Mayor Terry D’Arcy said he knew even before taking office that Hawk Auto planned to move its Volkswagen and Cadillac dealerships out of Joliet, but there wasn’t much the city could do about it.
Hawk Auto is moving the two franchises to a new development to be built just north of Joliet on the Route 59 corridor.
The location in Plainfield is being designed to eventually house four dealerships, the two others of which have not been determined.
“This was prior to my being mayor that this happened,” said D’Arcy, who became mayor in May 2023.

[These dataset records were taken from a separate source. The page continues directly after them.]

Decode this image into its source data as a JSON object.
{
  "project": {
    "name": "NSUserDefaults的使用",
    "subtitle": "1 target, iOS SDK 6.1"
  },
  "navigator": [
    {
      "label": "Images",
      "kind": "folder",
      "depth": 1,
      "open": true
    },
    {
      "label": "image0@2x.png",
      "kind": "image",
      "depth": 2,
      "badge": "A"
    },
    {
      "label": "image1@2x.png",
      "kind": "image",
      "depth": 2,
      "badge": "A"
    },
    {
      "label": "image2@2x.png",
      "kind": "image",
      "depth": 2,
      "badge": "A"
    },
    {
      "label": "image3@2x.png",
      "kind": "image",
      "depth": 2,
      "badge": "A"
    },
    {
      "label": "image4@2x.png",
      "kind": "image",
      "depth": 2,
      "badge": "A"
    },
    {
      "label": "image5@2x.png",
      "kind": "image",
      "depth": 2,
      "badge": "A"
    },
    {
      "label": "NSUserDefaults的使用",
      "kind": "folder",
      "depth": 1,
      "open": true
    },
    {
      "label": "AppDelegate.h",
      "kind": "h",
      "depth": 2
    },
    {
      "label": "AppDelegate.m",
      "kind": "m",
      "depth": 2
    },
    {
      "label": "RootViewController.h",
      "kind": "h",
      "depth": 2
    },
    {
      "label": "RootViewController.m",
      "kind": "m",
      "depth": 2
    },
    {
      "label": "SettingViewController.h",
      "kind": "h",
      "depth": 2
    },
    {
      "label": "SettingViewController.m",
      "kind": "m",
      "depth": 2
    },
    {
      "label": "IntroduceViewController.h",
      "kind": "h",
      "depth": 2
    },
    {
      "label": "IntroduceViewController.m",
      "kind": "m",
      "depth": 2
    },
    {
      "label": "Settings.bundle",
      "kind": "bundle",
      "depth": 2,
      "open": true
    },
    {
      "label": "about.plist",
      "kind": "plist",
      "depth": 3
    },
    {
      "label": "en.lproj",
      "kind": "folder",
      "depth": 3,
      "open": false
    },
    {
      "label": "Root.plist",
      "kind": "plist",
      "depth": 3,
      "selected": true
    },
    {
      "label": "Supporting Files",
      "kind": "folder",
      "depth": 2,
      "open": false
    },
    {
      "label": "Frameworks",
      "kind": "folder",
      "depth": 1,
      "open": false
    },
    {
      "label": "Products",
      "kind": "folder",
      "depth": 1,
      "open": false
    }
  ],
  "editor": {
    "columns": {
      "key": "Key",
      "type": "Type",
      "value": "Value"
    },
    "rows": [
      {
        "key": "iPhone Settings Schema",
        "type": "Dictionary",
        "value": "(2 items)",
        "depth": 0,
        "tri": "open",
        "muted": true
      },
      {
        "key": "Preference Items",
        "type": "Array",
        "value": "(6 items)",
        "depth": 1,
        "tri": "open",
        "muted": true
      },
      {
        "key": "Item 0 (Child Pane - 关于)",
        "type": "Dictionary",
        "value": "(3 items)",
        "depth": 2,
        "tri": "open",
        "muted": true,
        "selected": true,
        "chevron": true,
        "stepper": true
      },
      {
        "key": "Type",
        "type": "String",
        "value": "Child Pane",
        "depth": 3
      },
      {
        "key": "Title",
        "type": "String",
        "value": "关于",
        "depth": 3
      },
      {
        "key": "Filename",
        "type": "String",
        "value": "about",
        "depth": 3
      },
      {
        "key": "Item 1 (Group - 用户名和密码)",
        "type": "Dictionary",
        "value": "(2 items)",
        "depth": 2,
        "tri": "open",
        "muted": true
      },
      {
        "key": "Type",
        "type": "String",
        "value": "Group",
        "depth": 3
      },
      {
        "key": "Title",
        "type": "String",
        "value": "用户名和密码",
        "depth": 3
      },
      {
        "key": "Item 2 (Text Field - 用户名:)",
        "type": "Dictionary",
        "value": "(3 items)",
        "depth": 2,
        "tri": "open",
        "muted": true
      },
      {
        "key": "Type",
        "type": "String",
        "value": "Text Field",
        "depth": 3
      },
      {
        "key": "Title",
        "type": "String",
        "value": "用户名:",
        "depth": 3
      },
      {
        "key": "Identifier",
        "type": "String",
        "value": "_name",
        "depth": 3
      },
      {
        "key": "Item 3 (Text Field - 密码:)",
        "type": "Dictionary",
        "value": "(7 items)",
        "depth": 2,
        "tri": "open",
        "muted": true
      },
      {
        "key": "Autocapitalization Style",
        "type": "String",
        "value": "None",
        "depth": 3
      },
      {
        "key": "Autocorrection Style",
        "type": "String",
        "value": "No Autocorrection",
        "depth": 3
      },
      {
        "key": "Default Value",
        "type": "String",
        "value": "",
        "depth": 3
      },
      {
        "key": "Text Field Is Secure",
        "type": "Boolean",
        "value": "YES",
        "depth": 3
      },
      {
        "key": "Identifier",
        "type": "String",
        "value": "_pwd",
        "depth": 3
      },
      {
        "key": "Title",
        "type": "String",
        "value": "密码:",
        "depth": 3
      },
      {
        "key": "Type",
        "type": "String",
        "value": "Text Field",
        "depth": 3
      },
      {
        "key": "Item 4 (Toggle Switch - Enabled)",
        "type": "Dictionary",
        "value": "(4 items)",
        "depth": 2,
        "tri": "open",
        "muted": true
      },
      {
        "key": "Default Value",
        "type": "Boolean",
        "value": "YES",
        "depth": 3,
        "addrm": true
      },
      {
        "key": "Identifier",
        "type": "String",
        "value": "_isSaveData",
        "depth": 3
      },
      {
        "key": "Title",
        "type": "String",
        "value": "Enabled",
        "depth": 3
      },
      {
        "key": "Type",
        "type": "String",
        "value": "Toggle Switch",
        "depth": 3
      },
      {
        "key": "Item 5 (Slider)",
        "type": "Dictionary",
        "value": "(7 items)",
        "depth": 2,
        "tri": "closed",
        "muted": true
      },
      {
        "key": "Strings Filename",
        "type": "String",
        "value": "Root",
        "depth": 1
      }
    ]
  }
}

News of Hawk Auto’s plans, however, just emerged this week, and it’s not clear what actions city staff took to keep the two dealerships in Joliet. Car dealers are big sales tax generators, making them prized businesses in a city.
The city of Joliet’s economic development division is in disarray. The city has no economic development director or staff after Cesar Suarez left March 7, just days after City Council members openly criticized economic development efforts at a public meeting.
Council member Larry Hug, chairman of the City Council Economic Development Committee, said he first learned of Hawk’s plans to move the two dealerships out of Joliet when contacted by the Herald-News on Wednesday.
“The whole purpose of the Economic Development Committee is to address these kind of things,” Hug said. “Whether we could have helped, I don’t know. We were never told of it.”
D’Arcy said he did not inform council members of Hawk’s plans and did not know whether city staff made any effort to keep the dealerships in Joliet.
D’Arcy, a car dealer, himself said dealership locations typically are driven by the car manufacturers, and Hawk was unable to find a Joliet location to satisfy Volkswagen or Cadillac.
“He had looked at a location within Joliet, but Volkswagen rejected that,” D’Arcy said.
The mayor owns D’Arcy Motors on Essington Road and the Jefferson Street property where Hawk Volkswagen now is located. He sold the Volkswagen dealership to Hawk in 2014 and now leases the property to Hawk.
The mayor said John Crane, president and part-owner of Hawk Auto Group, told him more than a year ago that he planned to move the Volkswagen dealership.
“It didn’t seem like there was anything we could do about it,” D’Arcy said.
Crane said he did look at two other Joliet locations on Route 59.
One was at Theodore Street on space in front of Esporta Fitness, but the fitness club had a right of first refusal for other development and nixed the plan for a Volkswagen dealership. The other site was too expensive, Crane said.
The Plainfield site at Rolf Road met the needs for the new dealerships, he said.
“We found a good piece of land that the manufacturers approved of,” Crane said. “Both of the manufacturers were insistent on finding a location farther north on Route 59 than Joliet.”
The future of the Cadillac business was threatened because of the low volume of business at its Jefferson Street location, where Hawk runs a Chevrolet-Cadillac dealership, Crane said.
The Chevrolet dealership is staying and will be expanded into the space that Cadillac vacates, he said.
Hawk in 2017 was close to moving two Joliet dealerships to another Route 59 location in Plainfield. But the city and Joliet Park District worked out an arrangement in which Hawk bought a section of the Wedgewood Golf Course site for the Mazda-Subaru dealership now on the corner of Route 59 and Caton Farm Road.
The Joliet dealership is less than a mile away from the future Plainfield dealership.